Institute for Advanced StudyEdit
Die Bambergers, Erben eines Kaufhausvermögens, wollten in Newark, New Jersey, eine medizinische Fakultät gründen, die jüdische Bewerber bevorzugt aufnehmen sollte, um die damals grassierenden Vorurteile gegen Juden in der Ärzteschaft zu bekämpfen. Flexner teilte ihnen mit, dass ein Lehrkrankenhaus und andere Fakultäten eine erfolgreiche Schule erforderten.

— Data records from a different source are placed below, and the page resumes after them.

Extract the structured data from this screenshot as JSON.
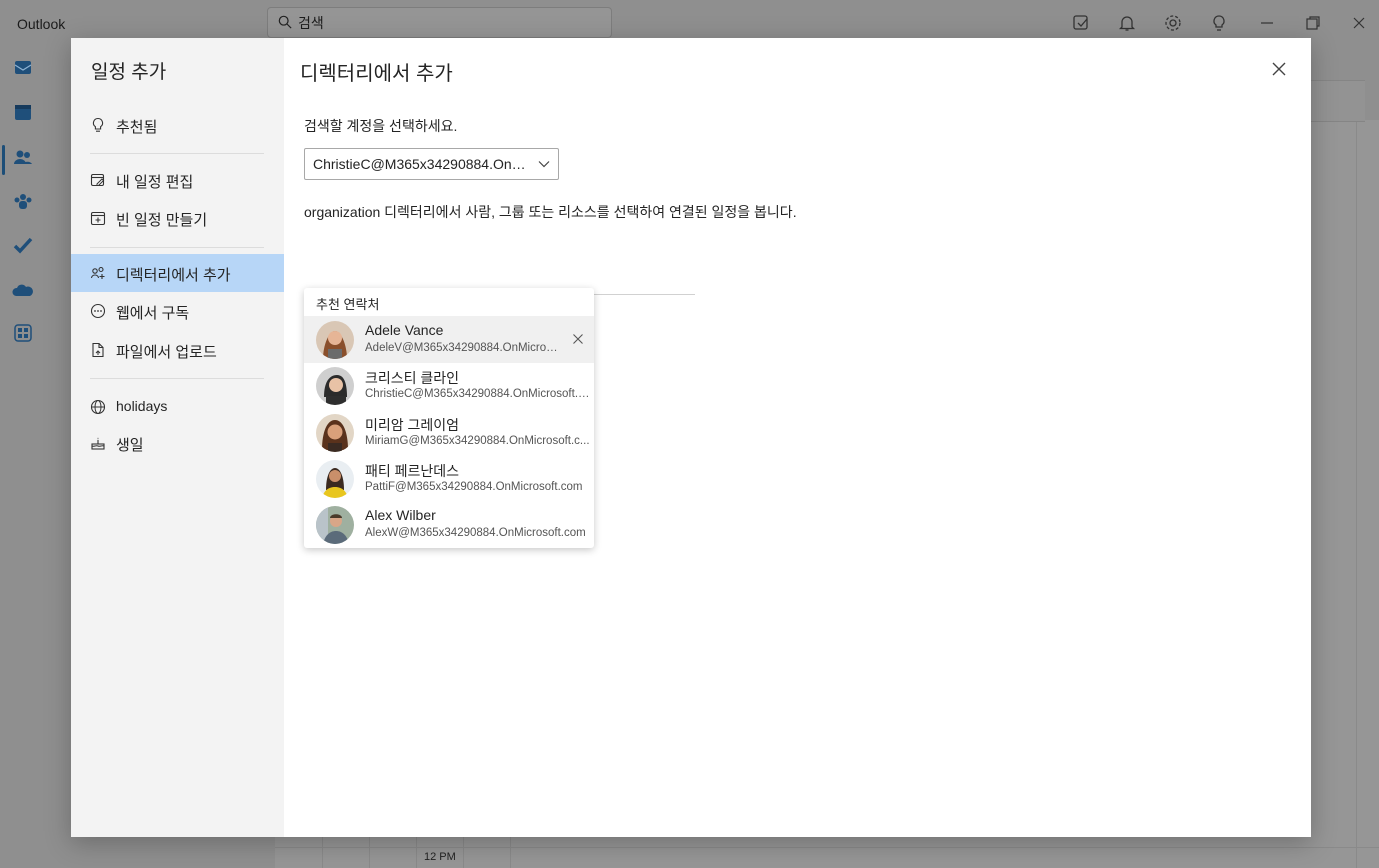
{
  "app": {
    "title": "Outlook"
  },
  "search": {
    "placeholder": "검색"
  },
  "calendar_bg": {
    "time_label": "12 PM"
  },
  "modal": {
    "nav_title": "일정 추가",
    "nav_items": [
      {
        "label": "추천됨",
        "icon": "lightbulb-icon"
      },
      {
        "label": "내 일정 편집",
        "icon": "edit-calendar-icon"
      },
      {
        "label": "빈 일정 만들기",
        "icon": "add-calendar-icon"
      },
      {
        "label": "디렉터리에서 추가",
        "icon": "people-add-icon",
        "selected": true
      },
      {
        "label": "웹에서 구독",
        "icon": "subscribe-icon"
      },
      {
        "label": "파일에서 업로드",
        "icon": "upload-file-icon"
      },
      {
        "label": "holidays",
        "icon": "globe-icon"
      },
      {
        "label": "생일",
        "icon": "cake-icon"
      }
    ],
    "content_title": "디렉터리에서 추가",
    "account_prompt": "검색할 계정을 선택하세요.",
    "account_value": "ChristieC@M365x34290884.OnMic...",
    "org_description": "organization 디렉터리에서 사람, 그룹 또는 리소스를 선택하여 연결된 일정을 봅니다.",
    "suggestions": {
      "heading": "추천 연락처",
      "contacts": [
        {
          "name": "Adele Vance",
          "email": "AdeleV@M365x34290884.OnMicros...",
          "avatar_color": "#b47a52"
        },
        {
          "name": "크리스티 클라인",
          "email": "ChristieC@M365x34290884.OnMicrosoft.c...",
          "avatar_color": "#3b3b3b"
        },
        {
          "name": "미리암 그레이엄",
          "email": "MiriamG@M365x34290884.OnMicrosoft.c...",
          "avatar_color": "#7a4a2e"
        },
        {
          "name": "패티 페르난데스",
          "email": "PattiF@M365x34290884.OnMicrosoft.com",
          "avatar_color": "#e2c23a"
        },
        {
          "name": "Alex Wilber",
          "email": "AlexW@M365x34290884.OnMicrosoft.com",
          "avatar_color": "#6a7b5a"
        }
      ]
    }
  },
  "colors": {
    "accent": "#b7d6f7",
    "rail_accent": "#1d4e78"
  }
}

Wenige Monate später, im Juni 1930, hatte er die Geschwister Bamberger und ihre Vertreter davon überzeugt, stattdessen den Aufbau eines Institute for Advanced Study zu finanzieren.
Das Institut wurde von 1930 bis 1939 von Flexner geleitet und verfügte über einen renommierten Lehrkörper, zu dem auch Kurt Gödel und John von Neumann gehörten.
Während seiner Zeit dort half Flexner dabei, viele europäische Wissenschaftler zu sich zu holen, die von der aufkommenden Nazi-Regierung wahrscheinlich verfolgt worden wären. Dazu gehörte Albert Einstein, der 1933 unter Flexners Leitung an das Institut kam.
Universitäten: Amerikanische, englische, deutscheBearbeiten
In seinem 1930 erschienenen Werk Universities: American, English, German kehrte Flexner zu seinem früheren Interesse an der Richtung und dem Zweck der amerikanischen Universität zurück und griff Ablenkungen vom ernsthaften Lernen an, wie z.B. die Leichtathletik, die Studentenregierung und andere studentische Aktivitäten.